Département du Finistère

Un Finistère attractif : 5,6 millions d’euros en 2018 pour l’enseignement supérieur, la recherche et l’innovation

1 million d’euros supplémentaires au budget 2018 du Département pour l’enseignement supérieur et la recherche

La séance plénière de l’assemblée départementale des 1er et 2 février me permet de mettre en exergue les efforts consentis par notre département pour soutenir et développer ce moteur d’attractivité qu’est l’enseignement supérieur, la recherche et l’innovation. Retrouvez mon intervention en séance ci-dessous :

Les séances plénières sont pour chacune et chacun d’entre nous l’occasion de mesurer toute la richesse de l’action départementale, l’occasion de recenser les atouts mais aussi les attentes de notre territoire, et de tenter d’en construire une vision partagée.

J’ai la faiblesse de croire que cet objectif est presque atteint en ce qui concerne l’enseignement supérieur et la recherche lorsque j’entends, mercredi passé à Quimper, le Président de l’UBO placer ses vœux universitaires 2018 sous le signe des territoires. Si la recherche en Finistère est au niveau de l’excellence mondiale, c’est parce qu’elle s’origine et se ressource dans les territoires – ces deux échelles ne s’excluent nullement, elles se complètent et se nourrissent.

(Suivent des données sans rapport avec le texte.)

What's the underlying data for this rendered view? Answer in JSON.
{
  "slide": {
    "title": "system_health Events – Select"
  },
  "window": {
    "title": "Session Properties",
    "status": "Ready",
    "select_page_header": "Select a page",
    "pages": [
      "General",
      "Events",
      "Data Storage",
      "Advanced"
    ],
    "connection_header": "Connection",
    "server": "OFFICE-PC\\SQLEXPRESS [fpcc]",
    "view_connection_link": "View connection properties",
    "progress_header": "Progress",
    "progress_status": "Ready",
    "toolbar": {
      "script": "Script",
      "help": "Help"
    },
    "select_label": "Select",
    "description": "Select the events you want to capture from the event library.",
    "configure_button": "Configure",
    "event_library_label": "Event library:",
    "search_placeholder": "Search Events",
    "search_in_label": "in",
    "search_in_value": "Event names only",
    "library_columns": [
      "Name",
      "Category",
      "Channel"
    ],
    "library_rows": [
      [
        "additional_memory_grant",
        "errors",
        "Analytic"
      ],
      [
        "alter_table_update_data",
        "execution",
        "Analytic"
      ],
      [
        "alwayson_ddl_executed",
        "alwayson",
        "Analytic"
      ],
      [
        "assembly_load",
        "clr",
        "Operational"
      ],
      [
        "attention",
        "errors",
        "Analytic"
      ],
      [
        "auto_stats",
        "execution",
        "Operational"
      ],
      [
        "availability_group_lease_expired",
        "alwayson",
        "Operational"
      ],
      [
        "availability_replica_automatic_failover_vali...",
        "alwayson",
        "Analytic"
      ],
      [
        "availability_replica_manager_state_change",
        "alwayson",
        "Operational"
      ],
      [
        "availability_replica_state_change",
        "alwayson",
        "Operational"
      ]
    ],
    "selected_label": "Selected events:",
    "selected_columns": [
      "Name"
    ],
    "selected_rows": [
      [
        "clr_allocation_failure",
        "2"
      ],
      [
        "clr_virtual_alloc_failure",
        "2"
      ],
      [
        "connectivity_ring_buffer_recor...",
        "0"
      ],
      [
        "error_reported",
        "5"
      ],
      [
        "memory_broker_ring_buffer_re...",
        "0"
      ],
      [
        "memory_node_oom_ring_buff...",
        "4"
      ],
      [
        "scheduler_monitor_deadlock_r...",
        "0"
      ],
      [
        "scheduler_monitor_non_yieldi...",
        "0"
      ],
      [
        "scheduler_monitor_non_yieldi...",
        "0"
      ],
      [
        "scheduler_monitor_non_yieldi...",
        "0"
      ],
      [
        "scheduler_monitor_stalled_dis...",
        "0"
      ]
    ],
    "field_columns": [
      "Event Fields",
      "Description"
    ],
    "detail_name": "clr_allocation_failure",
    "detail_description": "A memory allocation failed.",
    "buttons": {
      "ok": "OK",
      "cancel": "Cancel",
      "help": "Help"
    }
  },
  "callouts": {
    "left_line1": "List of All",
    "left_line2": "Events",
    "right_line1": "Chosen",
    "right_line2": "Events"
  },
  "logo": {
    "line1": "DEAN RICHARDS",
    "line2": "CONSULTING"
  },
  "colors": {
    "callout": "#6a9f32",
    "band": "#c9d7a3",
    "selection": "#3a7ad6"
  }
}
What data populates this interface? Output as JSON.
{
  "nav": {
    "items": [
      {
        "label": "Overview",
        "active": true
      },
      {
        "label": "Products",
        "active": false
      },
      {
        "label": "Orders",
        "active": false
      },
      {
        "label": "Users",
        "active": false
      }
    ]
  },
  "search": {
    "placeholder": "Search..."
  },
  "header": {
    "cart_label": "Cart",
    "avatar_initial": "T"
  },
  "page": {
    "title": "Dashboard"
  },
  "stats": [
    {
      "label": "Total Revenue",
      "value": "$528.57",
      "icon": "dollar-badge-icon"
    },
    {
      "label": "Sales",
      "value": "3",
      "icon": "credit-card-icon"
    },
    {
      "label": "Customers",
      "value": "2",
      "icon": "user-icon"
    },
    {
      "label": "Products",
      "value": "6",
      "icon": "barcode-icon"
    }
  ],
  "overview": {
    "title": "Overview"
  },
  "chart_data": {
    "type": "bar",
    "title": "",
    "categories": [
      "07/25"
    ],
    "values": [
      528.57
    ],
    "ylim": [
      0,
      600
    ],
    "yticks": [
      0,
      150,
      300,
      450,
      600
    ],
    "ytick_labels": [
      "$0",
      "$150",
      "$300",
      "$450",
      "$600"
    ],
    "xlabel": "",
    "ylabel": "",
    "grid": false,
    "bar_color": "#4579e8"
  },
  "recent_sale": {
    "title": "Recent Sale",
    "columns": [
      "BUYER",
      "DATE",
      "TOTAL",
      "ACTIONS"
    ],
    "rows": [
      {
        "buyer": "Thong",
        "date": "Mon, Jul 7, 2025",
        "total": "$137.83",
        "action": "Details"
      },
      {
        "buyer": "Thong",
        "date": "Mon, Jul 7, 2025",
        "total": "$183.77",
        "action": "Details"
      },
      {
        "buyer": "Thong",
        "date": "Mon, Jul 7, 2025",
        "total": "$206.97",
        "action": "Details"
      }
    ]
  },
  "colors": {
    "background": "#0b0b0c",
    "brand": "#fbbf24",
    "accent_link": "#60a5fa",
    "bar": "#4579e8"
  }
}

C’est exactement la position départementale. C’est cette position qui justifie les soutiens financiers importants – 5,6 millions de dépenses pour 2018 – notamment ceux figurant au PA300 dans le cadre du Contrat de Plan Etat-Région, pour des dossiers qui vous sont maintenant familiers et qui vous sont rappelés dans ce rapport.

C’est aussi cette position qui veille à ce que l’ensemble des fonctions d’excellence liées à l’enseignement supérieur et à la recherche soient soutenues quels que soient leur lieu d’implantation dans le Finistère. IFREMER et le Campus Numérique de Bretagne, le Pôle des Excellences Maritime et Océanolab à Brest, bien sûr. Mais pas seulement sur le territoire administratif de la Métropole.

La plateforme de régionale de transfert technologique du CEA TECH à destination des filières agricoles et agroalimentaires est à Quimper, et son rôle n’est pas moins supérieur et pas moins excellent que si elle avait été implantée ailleurs dans le Département. Plus encore nous devons nous féliciter de cette implantation en Finistère et non dans un autre Département breton. Le Département s’engage fortement financièrement sur la première phase comme précisé dans la convention rassemblant tous les acteurs du projet. De nouveaux soutiens pourraient être déclenchés ultérieurement si nécessaire.

Tout comme la recherche conduite par VEGENOV à St Pol de Léon, ou par les équipes de la pisciculture expérimentale de l’INRA à Sizun dont je salue au passage la décision courageuse de redémarrer l’activité après le sinistre criminel qui a détruit la quasi-totalité de leur élevage – le Directeur régional de l’INRA Bretagne-Normandie, Patrick Herpin, a tenu à me rappeler de vive voix combien son organisme était attaché à ses sites finistériens de Sizun et de Ploudaniel, dont les travaux sont uniques en France, et combien il appréciait la présence du Département aux côtés de ses équipes.

Tout comme les projets collaboratifs menés par le MNHN de Concarneau avec les acteurs de la pêche et de la conchyliculture, tout comme bien sûr les recherches mondialement reconnues conduites par la Station Biologique de Roscoff autour des biotechnologies… J’arrête là une énumération qui pourrait devenir fastidieuse tant le Finistère accompagne de projets, de sites et d’établissements divers implantés sur l’ensemble de son territoire – le rapport les décrit bien mieux que moi.

En 2018 nous avons l’ambition d’approfondir ce dialogue avec les établissements d’enseignement supérieur et les organismes de recherche à travers une nouvelle instance de coordination du Schéma Départemental de Développement Universitaire et Scientifique. A l’avenir il s’agit de faire converger les stratégies de ces acteurs afin de mieux articuler ces dernières avec nos politiques territoriales, notamment celles qui concernent la vie étudiante et la jeunesse. En matière d’enseignement supérieur et de recherche, la collectivité des solidarités qu’est le Département est dans son rôle lorsqu’elle cherche à conjuguer le verbe « exceller » au présent de l’humanité.